Em entrevista exclusiva ao BacciNotícias, a mãe de Yago Ravel Rodrigues Rosário contestou o laudo divulgado pela imprensa sobre a morte do jovem, encontrado decapitado após a megaoperação no Complexo da Penha. Ela afirma que ainda não recebeu nenhum documento oficial e se revoltou ao ver o laudo divulgado antes da própria família. Segundo ela, o corpo do filho não tinha marcas de tiros, ao contrário do que aponta a necropsia, e Ravel teria sido “espancado, esfaqueado e decapitado”. A mãe também diz que o jovem havia se entregado, negou envolvimento direto dele com o tráfico e afirmou que o filho, de 19 anos, “não era alvo de operação e não tinha antecedentes”.

Foto: arquivo pessoal
Foto: arquivo pessoal

A mãe de Yago Ravel Rodrigues Rosário, de 19 anos, contestou o laudo divulgado pela imprensa sobre a morte do jovem, encontrado decapitado após a megaoperação no Complexo da Penha, no Rio de Janeiro.

Em entrevista exclusiva ao Bacci Notícias, ela afirmou estar revoltada com o fato de o documento ter sido divulgado por veículos como a Folha de S.Paulo antes mesmo que a família tivesse acesso às informações oficiais.

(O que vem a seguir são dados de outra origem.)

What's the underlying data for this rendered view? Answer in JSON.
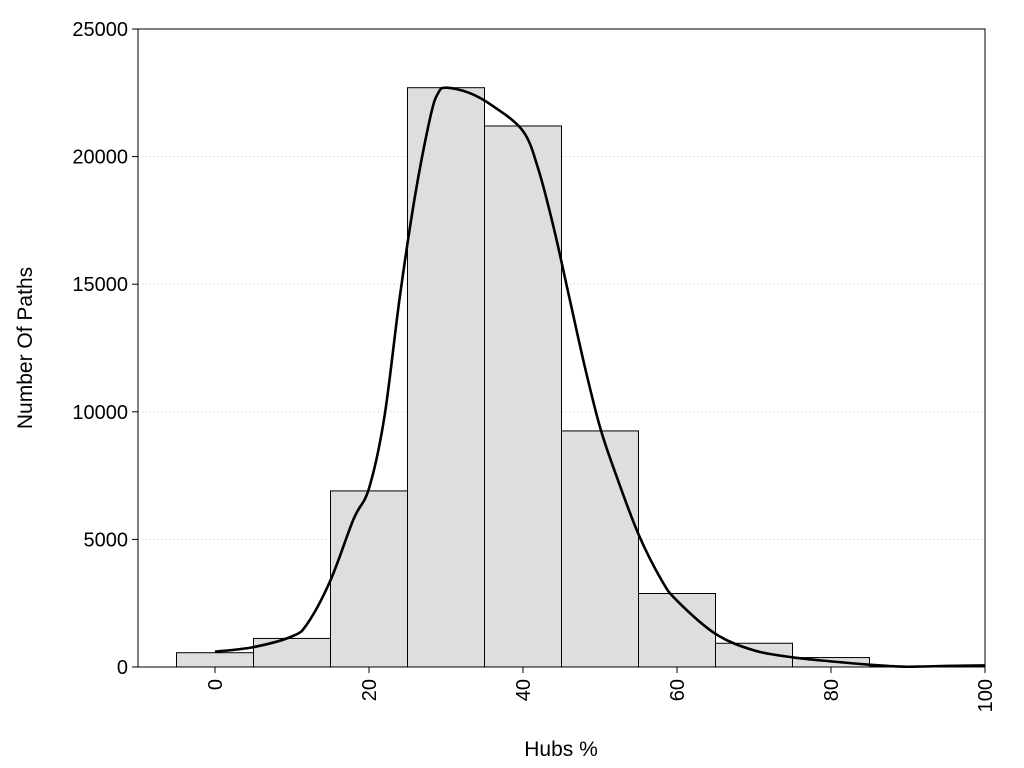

A imprensa diz o que quer. O laudo foi divulgado antes de chegar nos responsáveis. Até agora eu não recebi nada”, desabafou. Segundo ela, o único laudo que deveria sair neste momento ainda está em fase de conclusão. “Até onde eu sei, o outro laudo só sai em 30 dias. Meu filho tem 18 dias de falecido”, disse.

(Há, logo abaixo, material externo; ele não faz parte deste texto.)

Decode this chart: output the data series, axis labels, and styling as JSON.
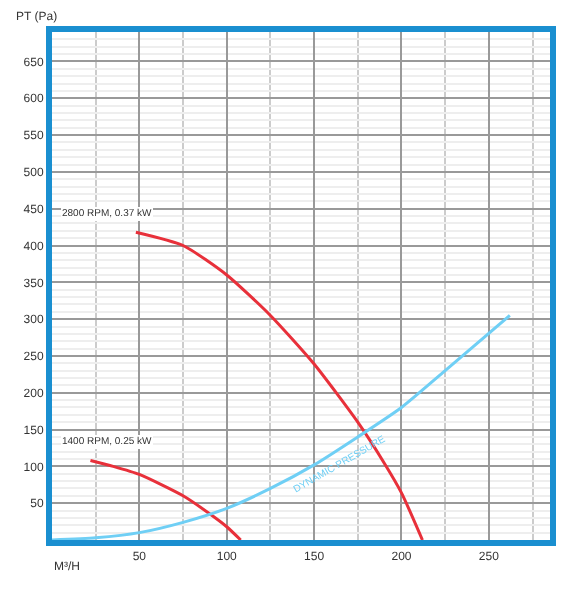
{
  "chart_data": {
    "type": "line",
    "xlabel": "M³/H",
    "ylabel": "PT (Pa)",
    "xlim": [
      0,
      285
    ],
    "ylim": [
      0,
      690
    ],
    "xticks": [
      50,
      100,
      150,
      200,
      250
    ],
    "yticks": [
      50,
      100,
      150,
      200,
      250,
      300,
      350,
      400,
      450,
      500,
      550,
      600,
      650
    ],
    "grid": true,
    "legend": false,
    "marker": "none",
    "line_style": "solid",
    "series": [
      {
        "name": "2800 RPM, 0.37 kW",
        "color": "#e8303a",
        "x": [
          48,
          75,
          100,
          125,
          150,
          175,
          190,
          200,
          212
        ],
        "values": [
          418,
          400,
          360,
          305,
          239,
          160,
          105,
          64,
          0
        ]
      },
      {
        "name": "1400 RPM, 0.25 kW",
        "color": "#e8303a",
        "x": [
          22,
          35,
          50,
          75,
          90,
          100,
          108
        ],
        "values": [
          108,
          100,
          89,
          60,
          36,
          18,
          0
        ]
      },
      {
        "name": "DYNAMIC PRESSURE",
        "color": "#6fcff5",
        "x": [
          0,
          25,
          50,
          75,
          100,
          125,
          150,
          175,
          200,
          225,
          262
        ],
        "values": [
          0,
          3,
          10,
          24,
          43,
          70,
          102,
          140,
          180,
          230,
          305
        ]
      }
    ]
  }
}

“O que mostraram não era dele”, diz mãe

A mãe de Ravel afirma ter feito o reconhecimento do corpo e contesta uma das principais informações reveladas pelo laudo apresentado pela imprensa, que aponta uma lesão perfurocontusa compatível com tiro.

Eu olhei o corpo do meu filho. Meu filho não tinha marcas de tiro”, afirma. Em seguida, reforça: “Ele foi espancado e esfaqueado. E decapitado. Não sei se esse laudo é verídico, já passaram diversas informações erradas sobre a morte do meu filho”.

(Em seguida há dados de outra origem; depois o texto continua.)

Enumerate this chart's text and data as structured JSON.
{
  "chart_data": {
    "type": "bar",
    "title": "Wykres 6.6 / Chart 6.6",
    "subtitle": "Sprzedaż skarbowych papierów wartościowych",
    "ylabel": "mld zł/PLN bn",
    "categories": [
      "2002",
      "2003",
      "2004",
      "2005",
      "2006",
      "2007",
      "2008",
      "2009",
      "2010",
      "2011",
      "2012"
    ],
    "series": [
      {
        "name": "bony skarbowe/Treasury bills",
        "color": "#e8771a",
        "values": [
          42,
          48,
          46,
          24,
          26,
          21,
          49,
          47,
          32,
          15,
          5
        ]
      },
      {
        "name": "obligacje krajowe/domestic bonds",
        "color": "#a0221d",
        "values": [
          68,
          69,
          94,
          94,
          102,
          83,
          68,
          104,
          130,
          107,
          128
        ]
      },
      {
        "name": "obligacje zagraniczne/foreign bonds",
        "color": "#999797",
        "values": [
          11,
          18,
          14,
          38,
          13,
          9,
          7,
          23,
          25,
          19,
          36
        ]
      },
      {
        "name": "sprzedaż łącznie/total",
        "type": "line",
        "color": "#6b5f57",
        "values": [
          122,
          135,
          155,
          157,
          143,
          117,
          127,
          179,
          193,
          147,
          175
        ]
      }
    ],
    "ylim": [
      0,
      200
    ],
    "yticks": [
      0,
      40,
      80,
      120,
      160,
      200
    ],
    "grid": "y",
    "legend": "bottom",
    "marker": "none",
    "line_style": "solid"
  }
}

Ela também disse acreditar que Ravel tenha se rendido antes de ser morto. “Meu filho não era inocente, como eu já tinha dito, mas se entregou e tinha direito a uma segunda chance. Ou que matassem, mas não da forma que fizeram. Deve ter pedido por favor. Eles não têm piedade. Não houve troca pra ter sido da forma que foi”, afirmou, emocionada.

Mãe diz que Ravel não tinha passagens

O governo do Rio disse ao STF que uma foto de Ravel em rede social indicaria suposta ligação dele com o tráfico. A mãe relata que só teve suspeitas de envolvimento poucos dias antes da morte.

Três meses atrás ele trabalhava como entregador de pizza. Descobri envolvimento cinco dias antes da morte dele. Mesmo assim, não tinha 100% de certeza”, afirma.

Ela admite que o jovem circulava com más influências, mas diz desconhecer qualquer participação direta.

Ele andava no meio, infelizmente tem coisas que não têm como evitar. Mas ligação com o CV, eu não sabia. Ele não era alvo de operação. Não tinha antecedentes nem passagem”, completou. No relato, a mãe também reforça que o filho nunca praticou crimes. “Nunca roubou, nem matou ninguém. Ele era só um menino. Acho que nem tinha noção das consequências”.

Caso segue cercado de contradições

Enquanto familiares acusam agentes de segurança pela decapitação, a Polícia Civil afirma acreditar que o ato foi cometido por criminosos para incriminar os policiais. O laudo preliminar divulgado aponta diversas lesões internas e externas, entre elas fratura na coluna, ferimentos em órgãos vitais e a divisão cervical.

A megaoperação que terminou com a morte de Ravel é considerada a mais letal da história do Rio, com 117 mortos, a maioria apontada pelo governo como ligada ao Comando Vermelho.

A mãe segue aguardando acesso aos documentos oficiais e diz que continuará buscando esclarecimentos. “Quero a verdade sobre o que fizeram com meu filho”, concluiu.